Piège à collerette (écopiège). Posé avant la descente, en fin d’hiver. Il intercepte la procession et la conduit dans un sac. Il ne réduit pas la population de l’année, mais il supprime le risque pour qui passe dessous — dans une cour d’école ou un jardin, c’est souvent la mesure qui compte le plus.
Pièges à phéromones. Ils ne capturent pas assez de mâles pour faire baisser la population : ils servent à savoir s’il y en a et combien, en été, pour décider de l’automne. Ils se lisent comme une série, pas comme un chiffre isolé.
Qui appeler
- Pins ou chênes sur une exploitation : la FREDON de votre région, ou le service régional de l’alimentation, pour les obligations locales.
- Arbres sur le domaine public, alignements, parcs, écoles : les services espaces verts de la commune. Le signalement est utile et souvent attendu.
- Arbres dans un jardin privé : une entreprise titulaire du Certibiocide, qui travaille en sécurité et vous remet un compte rendu d’intervention.
- Contact d’un animal : le vétérinaire, immédiatement.
Là où la lecture de l’arbre intervient
Un capteur dans le tronc ne compte pas les chenilles : cela, c’est l’œil et les pièges qui le font.

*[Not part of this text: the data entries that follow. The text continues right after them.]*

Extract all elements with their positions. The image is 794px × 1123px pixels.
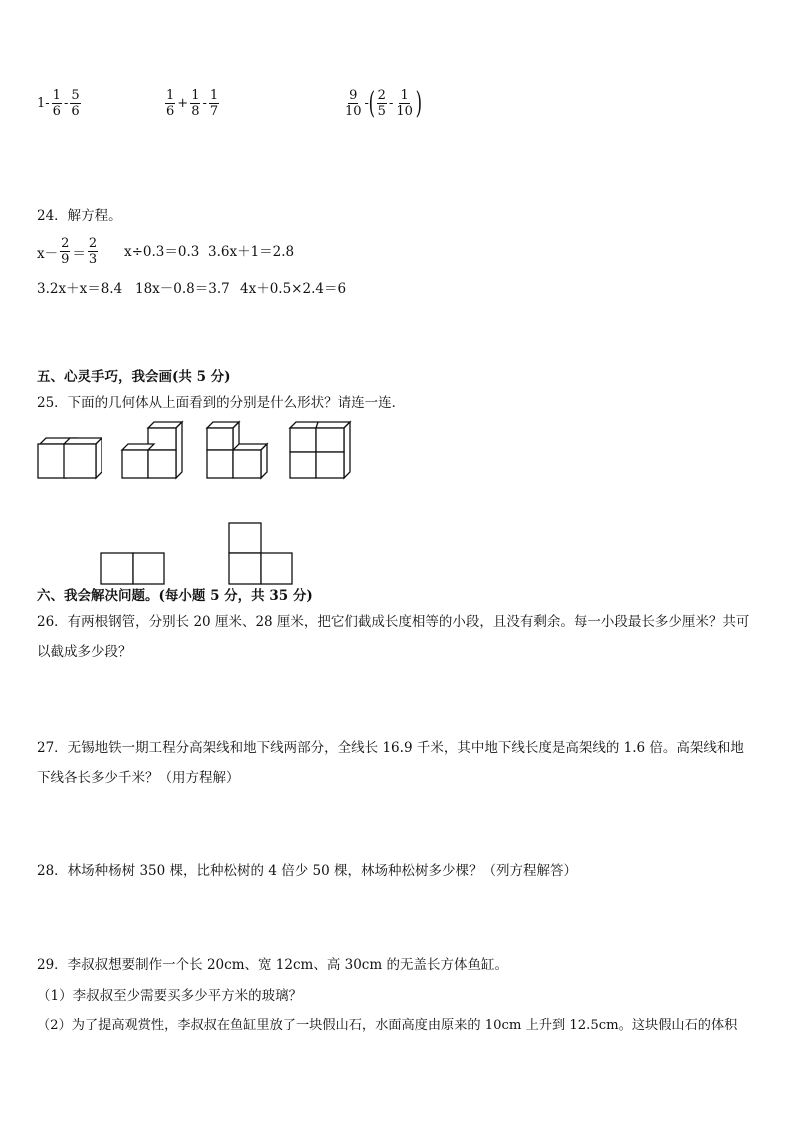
operator: - bbox=[202, 96, 207, 111]
solid-figure-2 bbox=[120, 418, 184, 480]
fraction: $\frac{9}{10}$ bbox=[345, 88, 362, 119]
operator: - bbox=[364, 96, 369, 111]
top-view-shape-1 bbox=[100, 552, 166, 586]
q24-eq-4: 3.2x＋x＝8.4 bbox=[37, 281, 123, 297]
section-6-title: 六、我会解决问题。(每小题 5 分，共 35 分) bbox=[37, 588, 313, 604]
q24-eq-5: 18x－0.8＝3.7 bbox=[135, 281, 230, 297]
q24-eq-3: 3.6x＋1＝2.8 bbox=[208, 244, 295, 260]
q26-text: 26．有两根钢管，分别长 20 厘米、28 厘米，把它们截成长度相等的小段，且没有剩余。每一小段最长多少厘米？共可以截成多少段？ bbox=[37, 614, 750, 660]
q24-eq-6: 4x＋0.5×2.4＝6 bbox=[240, 281, 347, 297]
calc-expr-2 bbox=[163, 88, 221, 119]
q29-text: 29．李叔叔想要制作一个长 20cm、宽 12cm、高 30cm 的无盖长方体鱼缸。 bbox=[37, 957, 508, 973]
calc-expr-3 bbox=[342, 85, 422, 121]
operator: - bbox=[388, 96, 394, 111]
fraction: $\frac{2}{5}$ bbox=[377, 88, 386, 119]
fraction: $\frac{5}{6}$ bbox=[71, 88, 80, 119]
q25-text: 25．下面的几何体从上面看到的分别是什么形状？请连一连． bbox=[37, 395, 406, 411]
fraction: $\frac{1}{6}$ bbox=[166, 88, 175, 119]
operator: - bbox=[63, 96, 69, 111]
fraction: $\frac{1}{10}$ bbox=[396, 88, 413, 119]
right-paren: ) bbox=[415, 85, 422, 121]
q27-text: 27．无锡地铁一期工程分高架线和地下线两部分，全线长 16.9 千米，其中地下线长度是高架线的 1.6 倍。高架线和地下线各长多少千米？（用方程解） bbox=[37, 740, 744, 786]
fraction: $\frac{2}{3}$ bbox=[88, 236, 98, 267]
fraction: $\frac{1}{6}$ bbox=[52, 88, 61, 119]
expr-lead: 1- bbox=[37, 96, 50, 111]
fraction: $\frac{1}{8}$ bbox=[191, 88, 200, 119]
fraction: $\frac{1}{7}$ bbox=[209, 88, 219, 119]
q24-eq-2: x÷0.3＝0.3 bbox=[124, 244, 200, 260]
q24-title: 24．解方程。 bbox=[37, 208, 122, 224]
q29-sub-1: （1）李叔叔至少需要买多少平方米的玻璃？ bbox=[37, 988, 303, 1004]
calc-expr-1 bbox=[37, 88, 83, 119]
solid-figure-3 bbox=[205, 418, 269, 480]
left-paren: ( bbox=[368, 85, 376, 121]
solid-figure-4 bbox=[288, 418, 352, 480]
top-view-shape-2 bbox=[228, 522, 294, 586]
q24-eq-1: x－ $\frac{2}{9}$ ＝ $\frac{2}{3}$ bbox=[37, 236, 98, 267]
solid-figure-1 bbox=[36, 434, 102, 480]
section-5-title: 五、心灵手巧，我会画(共 5 分) bbox=[37, 369, 231, 385]
fraction: $\frac{2}{9}$ bbox=[61, 236, 70, 267]
operator: + bbox=[177, 96, 189, 111]
q28-text: 28．林场种杨树 350 棵，比种松树的 4 倍少 50 棵，林场种松树多少棵？（列方程解答） bbox=[37, 863, 577, 879]
q29-sub-2: （2）为了提高观赏性，李叔叔在鱼缸里放了一块假山石，水面高度由原来的 10cm 上升到 12.5cm。这块假山石的体积 bbox=[37, 1018, 738, 1033]
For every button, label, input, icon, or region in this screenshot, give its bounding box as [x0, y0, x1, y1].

Ce que disent les données de sève est autre chose. Un pin défolié en hiver arrive au printemps avec moins de réserves, et si un été sec s’ajoute à cette défoliation, le dégât devient définitif. Garder l’arbre hors du stress hydrique l’année qui suit une forte attaque, c’est ce qui décide s’il repart ou s’il décroche. L’arbre le dit avant : sa consommation d’eau change des semaines avant que la couronne ne le montre. Sur la manière de le lire, nous avons écrit comment détecter le stress avant les symptômes et comment fonctionne le capteur de flux de sève.
Questions fréquentes
La chenille processionnaire est-elle dangereuse pour l’homme ? Oui, à cause des poils urticants libérés à partir du troisième stade larvaire. Ils provoquent urticaire, conjonctivite et, chez les personnes sensibles, des troubles respiratoires. Il n’est pas nécessaire de toucher les chenilles : les poils voyagent avec le vent et restent actifs des mois, même sur un nid vide.
Que faire si mon chien touche une chenille processionnaire ? Ne frottez pas. Rincez longuement à l’eau tiède, si possible avec un peu de bicarbonate et avec des gants, et conduisez l’animal chez le vétérinaire immédiatement. Le contact avec la langue et les muqueuses peut entraîner une nécrose, et les heures comptent.
La lutte contre les processionnaires est-elle obligatoire ? Le décret du 25 avril 2022 les classe nuisibles à la santé humaine, mais n’impose pas une lutte obligatoire partout. Ce sont les arrêtés préfectoraux et municipaux qui rendent l’intervention obligatoire sur un territoire donné : renseignez-vous en mairie, en préfecture ou auprès de la FREDON.
Quelle est la meilleure période pour intervenir ? L’automne, sur jeunes chenilles, avec un traitement biologique à base de Bacillus thuringiensis : efficacité maximale et très peu de poils libérés. En hiver on retire les nids, en fin d’hiver on pose le piège à collerette.
Peut-on brûler les nids de processionnaires ? Non. Les brûler sur place soulève les poils urticants avec les courants chauds et les disperse. Les nids se coupent avec le rameau et se détruisent selon les consignes locales, toujours avec une protection complète.